Rods, so called because of their shape, cannot distinguish different wavelengths of light and processes imagines in black and white. Rods can detect light of very low intensity though, because many rod cells connect to one sensory neurone. The threshold to create an action potential can be reached even in low light because so many rod cells are connected to a single bipolar cell, this is in an example of summation. To create the generator potential, the pigment of rod cells (rhodopsin) must be broken down. There is enough energy from low-intensity light to cause the breakdown. However, this retinal convergence means that the brain cannot distinguish between the separate sources of light that stimulated it. Two dots close together cannot be seen as separate- Rod cells give low visual acuity.
There are three cone cells that contain different types of iodopsin pigment (red, green and blue) which all absorb different wavelengths of light. Depending on the proportion of each cone cell that is stimulated we perceive colour images. Iodopsin is only broken down if there is a high light intensity, so action potentials can only be generated with enough light.
Usually only one cone cell connects to a bipolar cell. Therefore, no spatial summation occurs, and cones can only respond to high light intensity, which is why we can’t see colour when it is dark. As each cone is connected to one bipolar cell, the brain can distinguish between separate sources of light detected- cone cells give high visual acuity.
The distribution of rods and cones in the retina is uneven. Light is focused by the lens on the part of the retina opposite the pupil, the fovea, which will receive the highest intensity of light. Therefore, most cone cells are located near the fovea and rod cells further away.
Control of the Heart
Cardiac muscle is myogenic, but the rate of contraction is controlled by wave of electrical activity.
The sinoatrial node (SAN) is in the right atrium and is known as the pacemaker. The SAN will release a wave of depolarisation across the atria, causing it to contract. The atrioventricular node (AVN) is located near the border of the right and left ventricle within the atria still.
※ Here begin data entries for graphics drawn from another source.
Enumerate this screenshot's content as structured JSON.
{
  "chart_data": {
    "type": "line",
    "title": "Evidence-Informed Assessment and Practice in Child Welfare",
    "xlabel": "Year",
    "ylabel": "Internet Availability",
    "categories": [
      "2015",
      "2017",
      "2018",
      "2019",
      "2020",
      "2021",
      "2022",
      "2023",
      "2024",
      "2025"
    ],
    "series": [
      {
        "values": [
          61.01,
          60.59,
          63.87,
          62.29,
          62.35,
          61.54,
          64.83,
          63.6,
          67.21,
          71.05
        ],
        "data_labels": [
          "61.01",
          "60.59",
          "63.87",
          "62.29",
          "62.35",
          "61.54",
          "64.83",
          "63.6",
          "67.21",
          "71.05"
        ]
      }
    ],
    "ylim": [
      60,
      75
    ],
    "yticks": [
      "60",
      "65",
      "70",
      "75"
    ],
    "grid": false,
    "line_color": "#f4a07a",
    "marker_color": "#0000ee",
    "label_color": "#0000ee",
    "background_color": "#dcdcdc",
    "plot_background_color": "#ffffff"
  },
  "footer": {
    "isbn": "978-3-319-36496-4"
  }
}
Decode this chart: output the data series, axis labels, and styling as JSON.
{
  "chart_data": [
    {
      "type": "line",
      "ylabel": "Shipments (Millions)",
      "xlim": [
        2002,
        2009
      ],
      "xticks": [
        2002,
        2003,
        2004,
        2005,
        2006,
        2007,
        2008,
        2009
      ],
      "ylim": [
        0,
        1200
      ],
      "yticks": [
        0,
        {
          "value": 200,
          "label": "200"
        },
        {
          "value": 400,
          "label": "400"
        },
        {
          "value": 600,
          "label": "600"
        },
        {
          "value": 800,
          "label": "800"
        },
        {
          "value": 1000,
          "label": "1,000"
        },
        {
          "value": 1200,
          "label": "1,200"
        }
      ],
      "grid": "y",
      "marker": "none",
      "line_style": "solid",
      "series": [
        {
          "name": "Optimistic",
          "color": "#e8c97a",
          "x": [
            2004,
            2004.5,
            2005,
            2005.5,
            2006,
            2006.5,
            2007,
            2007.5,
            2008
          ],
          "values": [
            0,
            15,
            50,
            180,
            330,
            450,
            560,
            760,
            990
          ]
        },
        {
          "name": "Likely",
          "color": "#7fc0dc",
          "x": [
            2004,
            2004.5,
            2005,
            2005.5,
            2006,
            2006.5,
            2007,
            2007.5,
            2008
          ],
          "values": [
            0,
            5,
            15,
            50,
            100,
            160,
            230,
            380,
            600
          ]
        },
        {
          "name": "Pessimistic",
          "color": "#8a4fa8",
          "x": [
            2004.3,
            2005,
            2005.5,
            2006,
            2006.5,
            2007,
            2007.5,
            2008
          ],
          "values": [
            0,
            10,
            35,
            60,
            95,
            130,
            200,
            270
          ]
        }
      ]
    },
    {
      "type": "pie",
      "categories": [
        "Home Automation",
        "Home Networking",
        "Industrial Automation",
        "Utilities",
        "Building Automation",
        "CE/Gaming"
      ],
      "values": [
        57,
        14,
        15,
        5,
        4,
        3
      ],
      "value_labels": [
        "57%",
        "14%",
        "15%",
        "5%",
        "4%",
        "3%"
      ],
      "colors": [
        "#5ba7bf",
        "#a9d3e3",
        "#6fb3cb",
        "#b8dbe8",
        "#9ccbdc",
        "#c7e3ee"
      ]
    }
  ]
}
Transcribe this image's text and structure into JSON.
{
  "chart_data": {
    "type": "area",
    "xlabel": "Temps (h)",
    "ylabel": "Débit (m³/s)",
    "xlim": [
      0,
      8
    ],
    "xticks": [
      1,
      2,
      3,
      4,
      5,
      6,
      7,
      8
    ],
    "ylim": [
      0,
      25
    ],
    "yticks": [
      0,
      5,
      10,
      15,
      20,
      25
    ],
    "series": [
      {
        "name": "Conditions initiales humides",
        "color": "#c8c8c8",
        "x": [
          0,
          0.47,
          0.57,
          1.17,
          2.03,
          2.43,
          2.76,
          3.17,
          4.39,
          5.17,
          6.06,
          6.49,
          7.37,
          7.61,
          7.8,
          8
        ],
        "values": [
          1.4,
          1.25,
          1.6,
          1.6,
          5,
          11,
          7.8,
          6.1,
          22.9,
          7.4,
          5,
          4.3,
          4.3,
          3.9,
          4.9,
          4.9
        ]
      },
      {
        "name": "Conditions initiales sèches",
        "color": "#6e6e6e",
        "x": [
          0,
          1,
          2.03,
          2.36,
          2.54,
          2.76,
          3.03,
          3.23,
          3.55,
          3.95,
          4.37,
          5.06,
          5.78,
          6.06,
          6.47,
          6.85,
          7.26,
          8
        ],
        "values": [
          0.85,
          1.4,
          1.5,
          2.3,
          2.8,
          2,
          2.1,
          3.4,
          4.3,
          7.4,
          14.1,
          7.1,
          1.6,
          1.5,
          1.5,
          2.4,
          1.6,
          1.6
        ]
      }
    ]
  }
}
The AVN will release another wave of depolarisation when the first reaches it. There is a non-conductive layer between the atria and ventricles which prevents the wave of depolarisation travelling down to the ventricles. Instead, the bundle of His, running through the septum can conduct and transmit the wave of depolarisation down the septum and the Purkyne fibres in the walls of the ventricles. As a result, the apex and then walls of the ventricles contract. There is a short delay before this happens, whilst the AVN transmits the second waves of depolarisation. This allows enough time for the atria to pump all the blood into the ventricles. Finally, the cells repolarise, and the cardiac muscle relaxes.
The medulla oblongata in the brain controls the heart rate, via the autonomic nervous system. There are two parts: a centre linked to the sinoatrial node that increases heart rate via the sympathetic nervous system and another that decreases heart rate via the parasympathetic nervous system
Response to Pressure
The heart rate changes in response to pH and blood pressure, and these stimuli are detected by chemoreceptors and pressure receptors in the aorta and carotid artery.
Response to pH
The pH of the blood will decrease during times of high respiratory rate, due to the production of carbon dioxide or lactic acid.
- What are the two types of summation?
- Your answer should include: spatial / temporal
- What are the names of the two nerves than connect the medulla oblongata and the SAN?
- Your answer should include: sympathetic / parasympathetic
- Where are chemoreceptors located?
- Your answer should include: aorta / carotid / artery
- Where in the retina would you find many cones?